Frenchman Benjamin Brière, detained for more than a year and a half in Iran, was sentenced to eight years in prison for ” spying “ by an Iranian revolutionary court, announced Tuesday January 25 his lawyer by denouncing “a charade of trial”.
Benjamin Brière was also sentenced to an additional eight months in prison for “propaganda” once morest the Iranian regime, said his lawyer, Mr.e Philippe Valent, in a statement sent to Agence France-Presse (AFP).
Originally from Lyon, Benjamin Brière, now 36, was arrested in May 2020 for taking “photographs of prohibited areas” with a hobby drone in a natural park in Iran. He is being held in Valikabad prison, in Mashhad (north-east) and has been on hunger strike since the end of December to protest once morest his conditions of detention. He had appeared last Thursday in court in Mashhad.
“Political Hostage”
“Benjamin Brière obviously did not – nor ever – benefited from a form of fair trial before impartial judges. As a reminder, he had no right to defend himself, no access to the elements of the accusation, no possibility of preparing and presenting a defense before the judges of the revolutionary court., added M.e Valent, alarmed at his client’s state of health.

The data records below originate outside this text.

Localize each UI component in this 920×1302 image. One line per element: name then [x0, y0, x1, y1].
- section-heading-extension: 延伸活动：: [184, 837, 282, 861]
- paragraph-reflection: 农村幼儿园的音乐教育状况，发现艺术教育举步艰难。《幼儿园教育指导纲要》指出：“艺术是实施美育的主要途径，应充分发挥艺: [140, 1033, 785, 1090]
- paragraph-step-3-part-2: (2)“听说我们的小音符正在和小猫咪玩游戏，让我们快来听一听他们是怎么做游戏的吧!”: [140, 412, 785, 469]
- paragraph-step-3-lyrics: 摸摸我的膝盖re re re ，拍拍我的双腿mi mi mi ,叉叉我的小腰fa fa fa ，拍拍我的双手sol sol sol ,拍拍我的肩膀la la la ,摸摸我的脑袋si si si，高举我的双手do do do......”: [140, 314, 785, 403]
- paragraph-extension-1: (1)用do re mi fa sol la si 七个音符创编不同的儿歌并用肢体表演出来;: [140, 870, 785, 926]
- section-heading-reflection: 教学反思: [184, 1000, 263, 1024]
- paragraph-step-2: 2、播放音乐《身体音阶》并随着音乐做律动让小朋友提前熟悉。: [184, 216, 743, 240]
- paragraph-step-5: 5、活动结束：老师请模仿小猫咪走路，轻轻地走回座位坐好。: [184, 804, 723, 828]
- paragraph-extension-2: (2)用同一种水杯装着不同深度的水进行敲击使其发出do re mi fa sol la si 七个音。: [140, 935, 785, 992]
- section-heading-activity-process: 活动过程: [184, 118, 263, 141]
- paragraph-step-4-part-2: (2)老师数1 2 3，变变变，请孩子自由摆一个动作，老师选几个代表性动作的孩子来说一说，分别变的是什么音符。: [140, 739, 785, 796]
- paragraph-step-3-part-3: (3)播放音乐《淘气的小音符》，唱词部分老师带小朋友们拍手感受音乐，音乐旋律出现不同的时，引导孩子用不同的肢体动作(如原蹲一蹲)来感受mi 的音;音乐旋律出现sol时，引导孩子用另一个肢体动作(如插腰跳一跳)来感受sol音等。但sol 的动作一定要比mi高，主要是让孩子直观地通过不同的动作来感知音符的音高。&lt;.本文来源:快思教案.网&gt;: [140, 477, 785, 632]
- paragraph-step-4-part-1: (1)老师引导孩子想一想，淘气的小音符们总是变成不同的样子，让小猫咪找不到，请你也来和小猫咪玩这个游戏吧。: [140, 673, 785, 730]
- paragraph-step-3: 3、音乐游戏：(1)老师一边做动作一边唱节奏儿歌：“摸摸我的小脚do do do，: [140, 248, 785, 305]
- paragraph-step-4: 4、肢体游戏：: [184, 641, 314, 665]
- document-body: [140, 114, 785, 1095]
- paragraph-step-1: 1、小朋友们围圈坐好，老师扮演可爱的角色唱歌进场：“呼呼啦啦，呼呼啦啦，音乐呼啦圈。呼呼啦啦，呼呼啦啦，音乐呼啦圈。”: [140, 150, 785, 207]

“Benjamin Brière’s family today calls on the French authorities to take immediate action to allow his repatriation”, he added.
Blandine Brière, the Frenchman’s sister, considered for her part that her brother was a “political hostage”. “It is clear that this is a useful political trial for Iran, which sends a message to the French government”, she told AFP.
“We are nothing in the face of that, we feel like pawns in a diplomatic game”, she added, while Tehran and the major powers are engaged in extremely delicate negotiations to revive the 2015 nuclear agreement, supposed to prevent Tehran from acquiring atomic weapons, and torpedoed by the former US President Donald Trump in 2018.